Long-Term Physical and Mental Health Implications of Captivity
While the country and families rejoice in the return of POWs after the captivity, most survivors of captivity are usually faced with another challenge associated with the traumatic experiences. Many of these ex-captives suffer from long-term physical and mental illnesses. The effects of torture endured by prisoners of war vary greatly depending on the period of captivity and the severity of suffering experienced. For instance, the Australian army captured during WWII faced a long duration of malnutrition and physical torture (Rintamaki et al. 2009). Years back after their rescue, these POWs suffered several physical problems than their counterparts who had spent a short time in captivity. Intestinal problems and musculoskeletal diseases were prevalent to these POWs. The events in captivity are postulated to cause such disorders (Rintamaki et al. 2009). A follow-up on the US soldiers Vietnam POWs also showed suffering from peptic ulcer diseases twenty years after release. Physical ailments such as spine problems are also common at the old age of POWs due to lethal beatings and carrying heavy loads during captivity.
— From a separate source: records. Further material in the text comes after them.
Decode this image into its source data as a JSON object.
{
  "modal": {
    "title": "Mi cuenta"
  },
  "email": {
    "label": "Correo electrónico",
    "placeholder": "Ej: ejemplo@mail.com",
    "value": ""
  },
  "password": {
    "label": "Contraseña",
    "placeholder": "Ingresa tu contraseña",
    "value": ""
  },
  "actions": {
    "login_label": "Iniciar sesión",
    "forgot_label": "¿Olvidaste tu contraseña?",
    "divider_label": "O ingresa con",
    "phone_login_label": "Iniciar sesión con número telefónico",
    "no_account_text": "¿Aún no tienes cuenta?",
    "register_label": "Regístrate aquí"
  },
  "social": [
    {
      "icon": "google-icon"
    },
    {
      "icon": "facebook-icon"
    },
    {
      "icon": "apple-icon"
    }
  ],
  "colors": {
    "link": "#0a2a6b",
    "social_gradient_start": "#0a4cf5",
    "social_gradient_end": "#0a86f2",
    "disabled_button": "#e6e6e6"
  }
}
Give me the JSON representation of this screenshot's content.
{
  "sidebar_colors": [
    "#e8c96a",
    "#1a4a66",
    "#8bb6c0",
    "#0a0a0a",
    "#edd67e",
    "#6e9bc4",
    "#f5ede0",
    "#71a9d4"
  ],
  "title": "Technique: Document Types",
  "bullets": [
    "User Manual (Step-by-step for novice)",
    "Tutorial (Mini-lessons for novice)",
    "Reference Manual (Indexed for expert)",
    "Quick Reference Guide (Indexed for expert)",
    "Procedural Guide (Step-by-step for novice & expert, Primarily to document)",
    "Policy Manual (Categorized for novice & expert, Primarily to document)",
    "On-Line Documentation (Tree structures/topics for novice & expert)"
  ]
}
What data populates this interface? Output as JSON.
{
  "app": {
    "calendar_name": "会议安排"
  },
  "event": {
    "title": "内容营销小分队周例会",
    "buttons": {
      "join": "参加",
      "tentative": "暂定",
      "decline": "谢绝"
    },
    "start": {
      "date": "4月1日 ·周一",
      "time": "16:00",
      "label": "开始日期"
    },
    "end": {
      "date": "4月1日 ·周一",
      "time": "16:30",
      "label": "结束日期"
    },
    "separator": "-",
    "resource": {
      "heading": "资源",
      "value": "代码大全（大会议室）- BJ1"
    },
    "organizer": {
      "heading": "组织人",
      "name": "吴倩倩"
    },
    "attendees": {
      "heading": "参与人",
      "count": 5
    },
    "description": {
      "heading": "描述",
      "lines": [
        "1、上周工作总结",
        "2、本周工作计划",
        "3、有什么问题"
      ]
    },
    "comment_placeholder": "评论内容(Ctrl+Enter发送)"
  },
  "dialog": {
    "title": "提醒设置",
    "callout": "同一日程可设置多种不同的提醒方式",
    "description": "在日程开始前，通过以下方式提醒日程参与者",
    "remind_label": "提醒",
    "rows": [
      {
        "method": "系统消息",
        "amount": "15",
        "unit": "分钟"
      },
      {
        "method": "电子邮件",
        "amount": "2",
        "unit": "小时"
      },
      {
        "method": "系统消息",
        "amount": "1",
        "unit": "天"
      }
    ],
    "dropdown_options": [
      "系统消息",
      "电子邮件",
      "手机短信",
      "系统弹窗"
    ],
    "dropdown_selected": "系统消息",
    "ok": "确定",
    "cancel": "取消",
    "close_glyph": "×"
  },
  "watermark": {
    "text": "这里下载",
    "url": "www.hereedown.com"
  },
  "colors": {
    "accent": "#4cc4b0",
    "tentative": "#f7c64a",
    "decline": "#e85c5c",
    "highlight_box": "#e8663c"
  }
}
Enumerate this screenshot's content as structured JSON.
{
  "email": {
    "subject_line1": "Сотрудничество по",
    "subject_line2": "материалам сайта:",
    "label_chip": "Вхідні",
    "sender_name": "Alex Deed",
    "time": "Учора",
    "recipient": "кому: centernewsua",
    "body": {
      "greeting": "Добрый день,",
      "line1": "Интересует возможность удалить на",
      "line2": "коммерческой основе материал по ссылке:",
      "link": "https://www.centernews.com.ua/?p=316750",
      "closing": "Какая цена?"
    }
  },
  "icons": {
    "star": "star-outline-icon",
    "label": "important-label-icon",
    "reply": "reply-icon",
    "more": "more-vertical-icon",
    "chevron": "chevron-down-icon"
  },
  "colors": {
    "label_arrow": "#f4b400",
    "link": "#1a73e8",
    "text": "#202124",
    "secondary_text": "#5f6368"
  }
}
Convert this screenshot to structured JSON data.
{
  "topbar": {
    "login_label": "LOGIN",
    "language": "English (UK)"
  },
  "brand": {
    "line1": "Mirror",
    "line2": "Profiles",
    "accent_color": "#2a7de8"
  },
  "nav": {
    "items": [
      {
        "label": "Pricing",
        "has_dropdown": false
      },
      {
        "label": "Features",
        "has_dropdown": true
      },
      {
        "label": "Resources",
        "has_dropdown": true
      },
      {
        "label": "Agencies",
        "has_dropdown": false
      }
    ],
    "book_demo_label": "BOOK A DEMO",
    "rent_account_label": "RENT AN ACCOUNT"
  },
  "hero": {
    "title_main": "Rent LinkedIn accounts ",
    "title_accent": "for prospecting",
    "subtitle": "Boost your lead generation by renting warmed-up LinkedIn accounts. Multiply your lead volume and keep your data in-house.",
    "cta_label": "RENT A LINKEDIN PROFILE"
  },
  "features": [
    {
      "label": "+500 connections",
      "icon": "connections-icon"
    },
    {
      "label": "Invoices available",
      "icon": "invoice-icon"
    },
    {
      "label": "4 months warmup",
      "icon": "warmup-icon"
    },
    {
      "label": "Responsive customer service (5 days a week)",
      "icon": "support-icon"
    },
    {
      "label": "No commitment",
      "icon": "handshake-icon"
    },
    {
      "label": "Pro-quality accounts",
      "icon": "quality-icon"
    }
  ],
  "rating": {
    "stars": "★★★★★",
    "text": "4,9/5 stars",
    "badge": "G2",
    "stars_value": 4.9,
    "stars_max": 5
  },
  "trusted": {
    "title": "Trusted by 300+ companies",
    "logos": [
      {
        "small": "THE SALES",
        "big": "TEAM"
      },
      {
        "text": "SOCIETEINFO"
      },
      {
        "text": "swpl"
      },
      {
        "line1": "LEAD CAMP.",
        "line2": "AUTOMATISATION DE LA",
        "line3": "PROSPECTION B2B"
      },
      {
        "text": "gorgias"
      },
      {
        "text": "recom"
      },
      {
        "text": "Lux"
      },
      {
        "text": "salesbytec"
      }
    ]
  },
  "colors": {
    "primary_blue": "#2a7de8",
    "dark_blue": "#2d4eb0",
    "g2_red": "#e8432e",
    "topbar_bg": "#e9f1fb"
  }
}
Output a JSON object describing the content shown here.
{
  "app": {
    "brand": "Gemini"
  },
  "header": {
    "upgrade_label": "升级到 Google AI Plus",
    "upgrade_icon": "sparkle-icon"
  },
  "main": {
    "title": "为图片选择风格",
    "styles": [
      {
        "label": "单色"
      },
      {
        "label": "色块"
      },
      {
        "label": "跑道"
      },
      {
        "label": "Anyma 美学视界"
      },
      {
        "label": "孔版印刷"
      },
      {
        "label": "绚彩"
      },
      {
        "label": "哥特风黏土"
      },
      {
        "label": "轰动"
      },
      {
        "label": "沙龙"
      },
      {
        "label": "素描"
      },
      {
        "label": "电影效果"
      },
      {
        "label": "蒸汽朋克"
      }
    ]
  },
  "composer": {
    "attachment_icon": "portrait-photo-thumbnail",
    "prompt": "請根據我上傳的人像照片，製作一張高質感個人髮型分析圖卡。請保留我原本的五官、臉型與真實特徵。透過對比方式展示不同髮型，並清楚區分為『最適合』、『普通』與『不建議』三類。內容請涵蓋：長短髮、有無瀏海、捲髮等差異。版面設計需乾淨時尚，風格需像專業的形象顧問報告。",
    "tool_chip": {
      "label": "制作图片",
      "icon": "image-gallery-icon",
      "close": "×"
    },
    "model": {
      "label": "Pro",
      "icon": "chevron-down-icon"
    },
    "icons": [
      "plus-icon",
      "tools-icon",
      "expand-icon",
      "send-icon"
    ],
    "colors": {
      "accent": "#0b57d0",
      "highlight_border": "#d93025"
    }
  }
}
Post-traumatic stress disorders (PTSD) is a likely diagnosis for POWs with an experienced of severe suffering (Beaumont, Grant, & Pegram, 2015). There is usually the experience of persistent psychological distress triggered by traumatic and life-threatening occurrences during captivity. Loss of control in the captive camps is aggravated by emotions of the hopelessness of being rescued. This mental state has been reported to last for years, which extensively impacts on ones living and necessities such as work and relationship. The horror of a traumatic experience may not have immediate effects on one’s mental health. In some instances, POWs have been reported to develop conditions such as depression and PTSD years after the captivity (Rintamaki et al. 2009). Unlike physical health issues, mental disorders suffered by ex-captives during the war have been associated with the several cases of suicide committed by ex-military personnel. For personnel with extreme captivity experiences anxiety, seclusion and irritability have often been reported after a home return. A follow-up on US Vietnam POWs after thirty years revealed that the ex-captives suffered depression two to four times more than the general population (Rintamaki et al. 2009). The depression rate was also higher in young soldiers and those who experienced greater brutality.
References
Beaumont, J., Grant, L., & Pegram, A. (2015). Beyond Surrender: Australian prisoners of war in the twentieth century. Melbourne Univ. Publishing.
Rintamaki, L. S., Weaver, F. M., Elbaum, P. L., Klama, E. N., & Miskevics, S. A. (2009). Persistence of Traumatic Memories in World War II Prisoners of War: (See editorial comments by Dr. Jules Rosen, on pp 2346–2347). Journal of the American Geriatrics Society, 57(12), 2257-2262.